Singapore: Oil held gains near the highest level in more than three months on indications of shrinking US crude stockpiles and optimism in the global economic outlook.
Futures rose as much as 0.5 per cent in New York, set for the biggest monthly increase since January. American crude stockpiles fell by 1.5 million barrels last week, according to a Bloomberg survey before government data on Friday. Jobless claims in the US fell to a three-week low, reflecting a solid labour market in the world’s largest economy.
Oil is up about 12 per cent this month after the US and China made a breakthrough in their prolonged trade dispute and as the Organisation of Petroleum Exporting Countries and its allies agreed to deepen output cuts. The American Petroleum Institute reported Tuesday that crude stockpiles dropped by 7.9 million barrels last week, according to Reuters. It would be the largest draw since August if confirmed by official data.
“We have some good economic data coming out of the US and there’s some buying euphoria,” said Howie Lee, an economist at Oversea-Chinese Banking Corp. “Crude has been on a steady upward trend from October when the US and China first discussed a trade deal, and in the absence of any risk on the horizon, markets are trading on the back of this optimism.”
West Texas Intermediate for February delivery rose 8 cents to $61.76 a barrel on the New York Mercantile Exchange as of 8:35am local time. Prices are heading for a fourth weekly advance, the longest run of gains since April.
Brent for February settlement climbed 5 cents to $67.97 a barrel on the ICE Futures Europe exchange. Prices are up about 9 per cent this month. The global benchmark crude traded at a $6.22 premium to WTI.
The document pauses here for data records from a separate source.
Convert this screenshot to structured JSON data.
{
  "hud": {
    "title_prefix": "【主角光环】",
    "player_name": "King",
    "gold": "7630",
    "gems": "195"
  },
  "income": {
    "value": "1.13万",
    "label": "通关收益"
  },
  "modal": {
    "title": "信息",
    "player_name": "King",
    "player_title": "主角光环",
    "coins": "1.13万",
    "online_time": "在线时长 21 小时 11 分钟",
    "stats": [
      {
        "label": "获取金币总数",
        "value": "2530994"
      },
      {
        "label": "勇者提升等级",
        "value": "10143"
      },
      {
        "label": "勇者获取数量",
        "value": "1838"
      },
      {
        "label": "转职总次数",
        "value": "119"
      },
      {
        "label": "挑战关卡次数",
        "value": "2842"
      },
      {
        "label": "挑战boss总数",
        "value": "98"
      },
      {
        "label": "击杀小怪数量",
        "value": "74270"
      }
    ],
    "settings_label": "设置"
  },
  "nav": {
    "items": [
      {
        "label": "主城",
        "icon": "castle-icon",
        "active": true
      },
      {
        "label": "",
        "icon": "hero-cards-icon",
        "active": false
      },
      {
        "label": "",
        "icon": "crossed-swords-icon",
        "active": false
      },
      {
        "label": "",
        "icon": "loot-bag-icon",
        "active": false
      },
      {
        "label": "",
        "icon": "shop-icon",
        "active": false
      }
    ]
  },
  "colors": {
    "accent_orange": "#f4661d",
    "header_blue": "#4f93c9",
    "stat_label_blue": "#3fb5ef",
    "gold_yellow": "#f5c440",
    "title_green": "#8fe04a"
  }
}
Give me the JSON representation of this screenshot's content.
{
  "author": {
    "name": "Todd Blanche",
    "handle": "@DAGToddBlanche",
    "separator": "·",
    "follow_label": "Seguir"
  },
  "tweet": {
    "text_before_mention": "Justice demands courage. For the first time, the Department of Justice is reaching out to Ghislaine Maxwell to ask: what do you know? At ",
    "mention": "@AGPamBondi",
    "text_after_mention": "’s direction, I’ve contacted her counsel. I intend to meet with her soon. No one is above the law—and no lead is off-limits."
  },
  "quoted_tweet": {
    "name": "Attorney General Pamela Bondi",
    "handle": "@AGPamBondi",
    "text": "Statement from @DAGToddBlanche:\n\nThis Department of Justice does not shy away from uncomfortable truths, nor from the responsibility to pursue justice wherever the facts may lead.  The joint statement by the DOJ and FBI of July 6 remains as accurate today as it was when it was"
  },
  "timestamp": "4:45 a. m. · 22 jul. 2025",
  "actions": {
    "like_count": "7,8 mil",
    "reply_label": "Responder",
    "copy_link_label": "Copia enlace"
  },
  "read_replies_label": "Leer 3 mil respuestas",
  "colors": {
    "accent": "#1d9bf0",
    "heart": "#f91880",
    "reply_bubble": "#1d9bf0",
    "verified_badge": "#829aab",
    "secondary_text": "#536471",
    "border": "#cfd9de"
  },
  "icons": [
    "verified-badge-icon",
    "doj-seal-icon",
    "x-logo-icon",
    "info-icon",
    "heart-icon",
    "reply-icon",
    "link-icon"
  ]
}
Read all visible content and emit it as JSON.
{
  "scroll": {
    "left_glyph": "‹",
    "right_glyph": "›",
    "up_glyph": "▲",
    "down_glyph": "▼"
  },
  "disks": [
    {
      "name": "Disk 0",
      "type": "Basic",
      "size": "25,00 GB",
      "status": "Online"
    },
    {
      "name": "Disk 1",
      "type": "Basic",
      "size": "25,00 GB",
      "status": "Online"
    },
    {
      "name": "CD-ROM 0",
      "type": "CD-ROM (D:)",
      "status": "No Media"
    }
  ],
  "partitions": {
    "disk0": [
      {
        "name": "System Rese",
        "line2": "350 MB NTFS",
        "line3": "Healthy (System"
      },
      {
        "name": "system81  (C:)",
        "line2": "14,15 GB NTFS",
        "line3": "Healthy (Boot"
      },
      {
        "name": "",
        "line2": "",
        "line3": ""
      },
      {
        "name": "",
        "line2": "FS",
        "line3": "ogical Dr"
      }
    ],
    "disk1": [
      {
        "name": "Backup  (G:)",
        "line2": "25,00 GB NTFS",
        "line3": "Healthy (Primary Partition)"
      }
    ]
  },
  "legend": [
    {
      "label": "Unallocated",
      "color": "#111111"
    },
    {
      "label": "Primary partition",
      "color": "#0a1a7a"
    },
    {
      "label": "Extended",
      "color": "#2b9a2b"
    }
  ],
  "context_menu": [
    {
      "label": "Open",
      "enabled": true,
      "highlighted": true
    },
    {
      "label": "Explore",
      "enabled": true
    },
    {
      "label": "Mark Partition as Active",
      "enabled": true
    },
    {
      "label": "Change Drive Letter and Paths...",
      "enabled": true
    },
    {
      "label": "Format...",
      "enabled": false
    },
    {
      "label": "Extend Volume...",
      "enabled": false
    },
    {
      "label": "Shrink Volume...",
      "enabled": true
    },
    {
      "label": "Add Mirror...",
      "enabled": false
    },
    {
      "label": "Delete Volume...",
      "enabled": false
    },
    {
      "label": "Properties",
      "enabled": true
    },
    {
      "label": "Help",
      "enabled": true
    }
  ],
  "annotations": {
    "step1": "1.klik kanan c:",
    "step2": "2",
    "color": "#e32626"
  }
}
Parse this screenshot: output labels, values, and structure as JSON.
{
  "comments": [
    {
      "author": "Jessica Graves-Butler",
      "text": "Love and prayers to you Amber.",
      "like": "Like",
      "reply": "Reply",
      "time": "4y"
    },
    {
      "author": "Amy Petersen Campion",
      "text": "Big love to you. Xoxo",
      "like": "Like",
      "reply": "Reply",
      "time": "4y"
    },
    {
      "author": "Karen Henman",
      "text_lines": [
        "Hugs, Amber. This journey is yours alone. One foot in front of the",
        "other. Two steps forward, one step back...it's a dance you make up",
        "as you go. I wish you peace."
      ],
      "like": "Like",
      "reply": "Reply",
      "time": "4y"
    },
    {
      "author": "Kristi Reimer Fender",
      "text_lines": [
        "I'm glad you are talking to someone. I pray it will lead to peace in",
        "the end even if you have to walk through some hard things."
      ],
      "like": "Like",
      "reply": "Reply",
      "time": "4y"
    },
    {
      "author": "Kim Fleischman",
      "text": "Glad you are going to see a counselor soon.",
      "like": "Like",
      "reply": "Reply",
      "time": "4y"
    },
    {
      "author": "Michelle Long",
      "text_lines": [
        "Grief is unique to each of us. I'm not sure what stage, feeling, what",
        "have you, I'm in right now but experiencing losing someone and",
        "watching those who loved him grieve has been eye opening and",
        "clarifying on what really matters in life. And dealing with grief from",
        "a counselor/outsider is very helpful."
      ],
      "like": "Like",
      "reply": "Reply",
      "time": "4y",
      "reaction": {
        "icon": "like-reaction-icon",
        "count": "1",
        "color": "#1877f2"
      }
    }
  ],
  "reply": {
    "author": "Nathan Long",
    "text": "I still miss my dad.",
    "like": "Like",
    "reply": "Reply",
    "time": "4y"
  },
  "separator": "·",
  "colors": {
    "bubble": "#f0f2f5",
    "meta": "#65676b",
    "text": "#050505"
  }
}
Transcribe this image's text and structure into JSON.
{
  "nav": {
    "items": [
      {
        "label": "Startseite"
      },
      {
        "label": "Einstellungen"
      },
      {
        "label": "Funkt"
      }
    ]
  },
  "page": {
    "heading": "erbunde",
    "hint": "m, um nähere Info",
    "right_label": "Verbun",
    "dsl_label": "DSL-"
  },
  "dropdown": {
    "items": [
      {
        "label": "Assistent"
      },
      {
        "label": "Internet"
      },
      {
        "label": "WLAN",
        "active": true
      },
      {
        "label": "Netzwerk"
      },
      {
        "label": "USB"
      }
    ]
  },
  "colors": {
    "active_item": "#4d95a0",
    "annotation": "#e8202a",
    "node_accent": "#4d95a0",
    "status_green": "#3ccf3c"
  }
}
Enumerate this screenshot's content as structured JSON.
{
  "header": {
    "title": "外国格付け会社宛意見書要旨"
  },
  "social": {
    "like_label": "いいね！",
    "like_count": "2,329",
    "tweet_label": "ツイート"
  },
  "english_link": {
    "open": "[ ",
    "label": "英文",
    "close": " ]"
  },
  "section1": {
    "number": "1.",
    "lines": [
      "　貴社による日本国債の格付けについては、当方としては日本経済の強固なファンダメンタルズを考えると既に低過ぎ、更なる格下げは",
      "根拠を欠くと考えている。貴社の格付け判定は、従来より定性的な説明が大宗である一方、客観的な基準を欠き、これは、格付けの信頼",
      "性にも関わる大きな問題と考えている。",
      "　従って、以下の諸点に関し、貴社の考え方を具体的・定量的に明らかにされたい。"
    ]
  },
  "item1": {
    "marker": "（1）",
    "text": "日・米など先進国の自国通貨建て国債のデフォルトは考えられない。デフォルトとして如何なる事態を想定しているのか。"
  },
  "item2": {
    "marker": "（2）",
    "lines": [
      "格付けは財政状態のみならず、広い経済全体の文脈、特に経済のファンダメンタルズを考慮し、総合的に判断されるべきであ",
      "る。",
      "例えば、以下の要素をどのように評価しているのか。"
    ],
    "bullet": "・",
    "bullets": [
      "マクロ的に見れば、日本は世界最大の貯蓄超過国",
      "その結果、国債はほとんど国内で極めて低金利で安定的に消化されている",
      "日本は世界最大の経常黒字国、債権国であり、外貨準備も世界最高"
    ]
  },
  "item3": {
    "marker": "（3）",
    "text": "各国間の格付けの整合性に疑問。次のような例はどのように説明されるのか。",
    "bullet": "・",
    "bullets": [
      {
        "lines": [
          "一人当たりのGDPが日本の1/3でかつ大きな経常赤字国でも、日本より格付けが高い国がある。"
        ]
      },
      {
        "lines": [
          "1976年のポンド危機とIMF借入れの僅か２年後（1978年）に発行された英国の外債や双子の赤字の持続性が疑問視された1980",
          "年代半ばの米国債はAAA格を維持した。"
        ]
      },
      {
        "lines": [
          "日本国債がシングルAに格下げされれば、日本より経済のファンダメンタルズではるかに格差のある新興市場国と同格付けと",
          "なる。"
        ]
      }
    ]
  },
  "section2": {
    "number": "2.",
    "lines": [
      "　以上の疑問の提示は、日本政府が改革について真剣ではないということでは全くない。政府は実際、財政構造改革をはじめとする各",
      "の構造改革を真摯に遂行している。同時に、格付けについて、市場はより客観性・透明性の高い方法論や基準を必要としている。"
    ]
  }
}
The Energy Information Administration is forecast to report a second weekly decline in crude stockpiles, according to a Bloomberg survey of analysts. American inventories are shrinking even as the nation pumps oil at near-record levels and shale explorers boost drilling. Separately, US jobless claims dropped to 222,000 in the week ended Dec. 21 from 235,000 previously, according to Labor Department figures released Thursday.